Sheriff Tommy Wooten says he’s releasing the names after promising transparency. He said “it’s obvious” four deputies never fired their weapons and they have been reinstated.

They are Lt. Steven Judd, Sgt. Michael Swindell, Sgt. Kenneth Bishop and Sgt. Joel Lunford. Bishop and Swindell have been with the sheriff’s office for about 10 years each. Judd started in 2007 and Lunsford started in 2017.

Three others who Wooten says did fire their weapons are still on leave pending the investigation into the incident.

They are Investigator Daniel Meads, Deputy Sheriff II Robert Morgan and Corporal Aaron Lewellyn. Lewellyn has been the sheriff’s office just over two years, while Morgan and Meads have been there over five years each.

“After reviewing the preliminary conclusions of the independent investigators conducting the internal review, and after carefully examining the body camera footage of the incident with my own staff, it’s obvious that four of the deputies never fired their weapons and deserve to be reinstated to active duty,” Wooten said in a release Thursday. “More investigation is necessary into the three deputies who did fire their weapons and they will remain on administrative leave pending completion of the internal investigation and/or the criminal investigation being conducted by the State Bureau of Investigation.”

Wooten has asked for the release of bodycam footage of the fatal shooting, which was delayed from public release for at least 30 days on Wednesday by a judge.

“Our county is united behind the importance of doing a careful, serious, and impartial review of everything that happened,” Wooten concluded. “Some people want a rush to judgment and others want to pit people against each other in a way that can only hurt our county.
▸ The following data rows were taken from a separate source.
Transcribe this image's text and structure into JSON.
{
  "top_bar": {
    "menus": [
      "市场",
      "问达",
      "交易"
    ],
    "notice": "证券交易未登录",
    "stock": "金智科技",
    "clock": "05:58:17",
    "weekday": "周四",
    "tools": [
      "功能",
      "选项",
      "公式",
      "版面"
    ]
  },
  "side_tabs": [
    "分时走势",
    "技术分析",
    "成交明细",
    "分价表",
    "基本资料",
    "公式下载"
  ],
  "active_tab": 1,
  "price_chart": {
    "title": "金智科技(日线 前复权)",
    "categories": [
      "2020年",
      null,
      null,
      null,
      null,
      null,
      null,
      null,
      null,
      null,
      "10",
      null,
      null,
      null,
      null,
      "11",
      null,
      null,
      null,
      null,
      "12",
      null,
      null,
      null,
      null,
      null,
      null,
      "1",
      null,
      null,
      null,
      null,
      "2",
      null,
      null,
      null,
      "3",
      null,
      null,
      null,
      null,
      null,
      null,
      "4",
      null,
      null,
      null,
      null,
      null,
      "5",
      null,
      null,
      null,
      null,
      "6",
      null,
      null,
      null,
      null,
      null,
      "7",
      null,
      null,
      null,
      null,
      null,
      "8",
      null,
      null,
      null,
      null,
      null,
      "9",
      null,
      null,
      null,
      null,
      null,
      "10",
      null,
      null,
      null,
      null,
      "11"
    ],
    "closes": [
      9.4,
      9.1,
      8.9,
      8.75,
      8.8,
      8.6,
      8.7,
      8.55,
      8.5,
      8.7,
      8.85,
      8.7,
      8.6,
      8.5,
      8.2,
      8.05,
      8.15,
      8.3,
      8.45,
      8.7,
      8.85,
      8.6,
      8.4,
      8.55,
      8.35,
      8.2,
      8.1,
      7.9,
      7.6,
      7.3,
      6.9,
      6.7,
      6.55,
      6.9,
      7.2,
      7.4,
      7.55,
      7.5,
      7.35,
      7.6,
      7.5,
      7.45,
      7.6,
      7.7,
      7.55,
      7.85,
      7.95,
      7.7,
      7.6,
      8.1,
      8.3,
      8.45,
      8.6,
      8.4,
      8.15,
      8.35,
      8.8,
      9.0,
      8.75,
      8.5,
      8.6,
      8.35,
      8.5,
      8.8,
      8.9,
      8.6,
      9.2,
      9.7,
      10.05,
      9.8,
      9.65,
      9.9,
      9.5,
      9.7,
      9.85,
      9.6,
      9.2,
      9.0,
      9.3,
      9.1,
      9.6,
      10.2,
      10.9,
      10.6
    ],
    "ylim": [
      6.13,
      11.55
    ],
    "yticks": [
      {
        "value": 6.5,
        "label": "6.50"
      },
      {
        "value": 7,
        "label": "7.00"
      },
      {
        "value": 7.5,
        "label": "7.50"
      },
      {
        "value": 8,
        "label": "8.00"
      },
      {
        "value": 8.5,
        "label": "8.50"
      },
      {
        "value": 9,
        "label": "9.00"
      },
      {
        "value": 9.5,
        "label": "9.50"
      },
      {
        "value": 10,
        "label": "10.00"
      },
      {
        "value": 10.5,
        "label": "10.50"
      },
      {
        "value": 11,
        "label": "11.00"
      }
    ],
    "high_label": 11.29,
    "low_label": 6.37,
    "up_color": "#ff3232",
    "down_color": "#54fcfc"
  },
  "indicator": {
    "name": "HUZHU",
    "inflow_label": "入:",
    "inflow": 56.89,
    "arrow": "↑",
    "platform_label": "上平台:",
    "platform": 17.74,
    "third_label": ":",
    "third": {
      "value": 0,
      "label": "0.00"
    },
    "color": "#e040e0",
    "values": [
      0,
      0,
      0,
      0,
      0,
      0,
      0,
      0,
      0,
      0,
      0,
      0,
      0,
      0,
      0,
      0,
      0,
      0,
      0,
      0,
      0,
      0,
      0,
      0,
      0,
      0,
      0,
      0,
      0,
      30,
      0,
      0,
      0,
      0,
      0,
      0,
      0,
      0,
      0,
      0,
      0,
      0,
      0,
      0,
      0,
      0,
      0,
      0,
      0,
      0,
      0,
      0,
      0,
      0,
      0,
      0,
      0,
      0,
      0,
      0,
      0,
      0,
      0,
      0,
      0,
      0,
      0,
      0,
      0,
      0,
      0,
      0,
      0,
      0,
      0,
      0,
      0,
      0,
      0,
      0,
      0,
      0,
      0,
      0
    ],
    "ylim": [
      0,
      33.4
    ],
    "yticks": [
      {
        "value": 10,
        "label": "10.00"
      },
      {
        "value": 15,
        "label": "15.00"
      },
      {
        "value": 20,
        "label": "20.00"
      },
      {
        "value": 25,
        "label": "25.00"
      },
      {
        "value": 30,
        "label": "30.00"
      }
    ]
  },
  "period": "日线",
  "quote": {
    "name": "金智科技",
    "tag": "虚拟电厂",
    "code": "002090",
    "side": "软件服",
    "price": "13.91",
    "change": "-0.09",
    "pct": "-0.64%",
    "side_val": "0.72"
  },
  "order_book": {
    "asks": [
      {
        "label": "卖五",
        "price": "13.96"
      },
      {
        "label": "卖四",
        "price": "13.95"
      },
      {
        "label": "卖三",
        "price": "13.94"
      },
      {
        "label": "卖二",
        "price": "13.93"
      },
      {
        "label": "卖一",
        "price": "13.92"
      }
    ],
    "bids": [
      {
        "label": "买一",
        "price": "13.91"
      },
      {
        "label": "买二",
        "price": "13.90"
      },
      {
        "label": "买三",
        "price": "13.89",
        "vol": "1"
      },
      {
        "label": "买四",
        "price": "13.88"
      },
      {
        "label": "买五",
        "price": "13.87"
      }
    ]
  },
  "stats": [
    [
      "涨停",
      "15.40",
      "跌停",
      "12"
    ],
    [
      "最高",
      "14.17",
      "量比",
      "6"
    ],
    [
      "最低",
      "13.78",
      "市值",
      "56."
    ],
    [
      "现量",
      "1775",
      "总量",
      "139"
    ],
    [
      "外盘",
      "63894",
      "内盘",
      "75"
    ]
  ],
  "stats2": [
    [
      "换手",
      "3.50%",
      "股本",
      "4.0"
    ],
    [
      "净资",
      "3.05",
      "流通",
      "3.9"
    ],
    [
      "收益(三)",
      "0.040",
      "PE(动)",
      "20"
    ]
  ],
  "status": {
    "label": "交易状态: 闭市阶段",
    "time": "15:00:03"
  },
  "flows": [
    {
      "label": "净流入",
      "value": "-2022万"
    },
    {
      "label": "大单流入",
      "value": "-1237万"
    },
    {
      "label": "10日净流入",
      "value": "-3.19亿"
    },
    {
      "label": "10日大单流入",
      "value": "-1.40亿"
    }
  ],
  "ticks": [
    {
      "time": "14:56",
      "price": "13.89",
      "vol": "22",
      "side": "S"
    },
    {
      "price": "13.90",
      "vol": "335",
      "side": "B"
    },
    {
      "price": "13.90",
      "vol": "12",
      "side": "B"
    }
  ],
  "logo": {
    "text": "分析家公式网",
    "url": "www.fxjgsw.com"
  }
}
My job is to ensure transparency and accountability, while also preserving the ability for the independent investigators to do their deliberate, painstaking, and vital work,” Wooten said.

An independent autopsy released this week showed Brown died of a gunshot wound to the back of the head. His family, who viewed one 20-second bodycam video earlier this week, says Brown’s death was an execution. The judge has allowed the family to review the rest of the bodycam footage within 10 days.

The district attorney in the case, Andrew Womble, claims that bodycam footage shows Brown’s car make contact with deputies before the shooting started. His family believes that’s not the case and that he was driving away because he feared for his life. No deputies were injured in the incident.

In arguing for a delay in the release of bodycam footage, Womble argued that release would prevent a fair trial and interfere with the investigation.

Though the North Carolina State Bureau of Investigation, which is leading the investigation, and local authorities have said releasing the footage wouldn’t hinder their probe.

2 other members of the force resigned after the incident, Deputy Sheriff II William Harris, and Lt. Christopher Terry. Both were with the sheriff’s office since 2009.

Deputy III James Flowers, who started with the sheriff’s office in August of 2000, chose to retire early.